Франция была среди победителей Великой войны, и никто бы не удивился, если бы музеи под барабанную дробь воспевали подвиги французского оружия. На самом же деле музеи говорят о мучениях солдат, на какой бы стороне они ни воевали. Цивилизованность Европы оборачивается грубыми палками для убийств. Путь от парадного мундира к облачению траншейного потрошителя – метафора того, что происходит с людьми на войне, в том числе и на этой, опрометчиво названной Великой.
Обыкновенный вишизм
#оккупация #парижскиестрахи #парижскиебеды
Талантливому французскому фотографу Андре Зукка (1897–1973) не могут простить то, что в оккупацию он пошел работать к немцам, в журнал «Сигнал», который германская администрация издавала во всех захваченных странах. Это первая к нему претензия.
В юности Зукка прожил несколько лет в США, потом вернулся во Францию, воевал в Первую мировую. Воевал храбро, был награжден. Побывал репортером на советско-финляндской войне. Служил в армии во время «странной войны». После взятия немцами Парижа пошел к ним работать и получил не только разрешение фотографировать на улицах города, но и невероятно редкую в те времена цветную пленку.

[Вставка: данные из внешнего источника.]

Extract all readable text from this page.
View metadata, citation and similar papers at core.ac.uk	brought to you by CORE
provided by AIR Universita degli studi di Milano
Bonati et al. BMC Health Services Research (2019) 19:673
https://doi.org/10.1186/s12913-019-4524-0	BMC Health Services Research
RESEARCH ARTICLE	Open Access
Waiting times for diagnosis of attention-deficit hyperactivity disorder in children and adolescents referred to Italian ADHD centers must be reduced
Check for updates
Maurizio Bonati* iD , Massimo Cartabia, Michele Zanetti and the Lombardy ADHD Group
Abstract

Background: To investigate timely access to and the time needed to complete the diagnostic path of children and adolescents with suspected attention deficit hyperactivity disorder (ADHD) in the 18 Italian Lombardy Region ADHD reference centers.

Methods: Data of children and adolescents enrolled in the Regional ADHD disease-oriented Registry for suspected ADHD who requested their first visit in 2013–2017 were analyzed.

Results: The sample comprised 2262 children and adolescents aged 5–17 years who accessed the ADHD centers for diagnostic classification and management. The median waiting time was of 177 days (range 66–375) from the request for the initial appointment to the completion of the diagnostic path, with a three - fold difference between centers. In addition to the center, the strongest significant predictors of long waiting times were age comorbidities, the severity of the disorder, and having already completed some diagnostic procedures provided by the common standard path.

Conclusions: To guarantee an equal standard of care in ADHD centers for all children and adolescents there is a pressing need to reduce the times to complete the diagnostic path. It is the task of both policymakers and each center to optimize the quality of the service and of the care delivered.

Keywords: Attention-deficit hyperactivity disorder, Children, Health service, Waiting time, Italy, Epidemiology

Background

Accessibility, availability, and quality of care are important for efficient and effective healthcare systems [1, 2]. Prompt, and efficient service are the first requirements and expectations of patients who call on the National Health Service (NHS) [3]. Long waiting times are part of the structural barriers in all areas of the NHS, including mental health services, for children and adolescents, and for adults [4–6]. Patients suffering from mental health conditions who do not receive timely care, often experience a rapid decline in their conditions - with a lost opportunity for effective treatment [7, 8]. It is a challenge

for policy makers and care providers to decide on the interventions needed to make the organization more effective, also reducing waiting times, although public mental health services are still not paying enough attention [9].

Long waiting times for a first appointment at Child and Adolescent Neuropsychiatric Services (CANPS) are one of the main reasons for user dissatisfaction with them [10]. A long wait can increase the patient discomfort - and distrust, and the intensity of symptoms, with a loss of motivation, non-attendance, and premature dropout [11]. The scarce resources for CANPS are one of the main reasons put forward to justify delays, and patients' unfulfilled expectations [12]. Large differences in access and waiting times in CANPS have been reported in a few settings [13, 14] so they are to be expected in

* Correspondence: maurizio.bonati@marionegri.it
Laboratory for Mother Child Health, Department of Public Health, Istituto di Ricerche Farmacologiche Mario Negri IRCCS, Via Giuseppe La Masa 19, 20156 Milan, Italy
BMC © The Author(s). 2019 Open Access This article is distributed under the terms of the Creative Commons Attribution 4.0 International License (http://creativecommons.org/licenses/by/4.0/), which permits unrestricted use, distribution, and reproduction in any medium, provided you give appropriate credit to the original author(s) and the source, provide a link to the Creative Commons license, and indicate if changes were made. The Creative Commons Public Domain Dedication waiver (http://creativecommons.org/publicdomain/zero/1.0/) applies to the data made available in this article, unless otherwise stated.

После освобождения ему это припомнят, но в итоге не посадят. Зукка ходил под статьей, в конечном итоге сменил имя, работал в маленьком фотоателье, перебрался в провинцию, там и умер.
Вторая же и главная претензия к Зукке, которые высказывают многие французы, такова. Его фотографии демонстрируют ужасный и постыдный факт: в оккупированном Париже можно было жить, и жить сравнительно неплохо, несмотря на продовольственные карточки. В театры стояли очереди, в кино шли премьеры, модницы щеголяли шляпками.
Министр пропаганды доктор Геббельс проинспектировал Париж в 1940 году и нашел его «слишком грустным». Город надо было развеселить, вернув бывшей столице Европы хотя бы видимость прежней жизни. Геббельс велел везти в Париж лучшие театры и лучшие оркестры, крутить в кино новые фильмы. Он приказал возобновить торжественную церемонию у мемориала Неизвестному Солдату возле Триумфальной арки. Париж должен был жить как ни в чем не бывало.
Парижские виды Зукка этому соответствуют. Иногда лишь отсутствие машин на улицах и придумка военного времени – велотакси (бензин нужен на фронте) – говорят о том, что перед нами оккупированный город.
Да, на нескольких фотографиях есть фашистские флаги, свисающие над мостовой улицы Риволи, рядом с отелем «Мерис», где квартировал германский военный комендант Парижа. Да, выделяются желтые звезды на черных костюмах и платьях евреев из парижского квартала Марэ. С 7 июня 1942 года эту звезду обязан был носить каждый еврей, достигший шести лет. Да, висят вдоль Елисейских Полей афиши международной выставки «Большевизм против Европы» – входной билет два франка.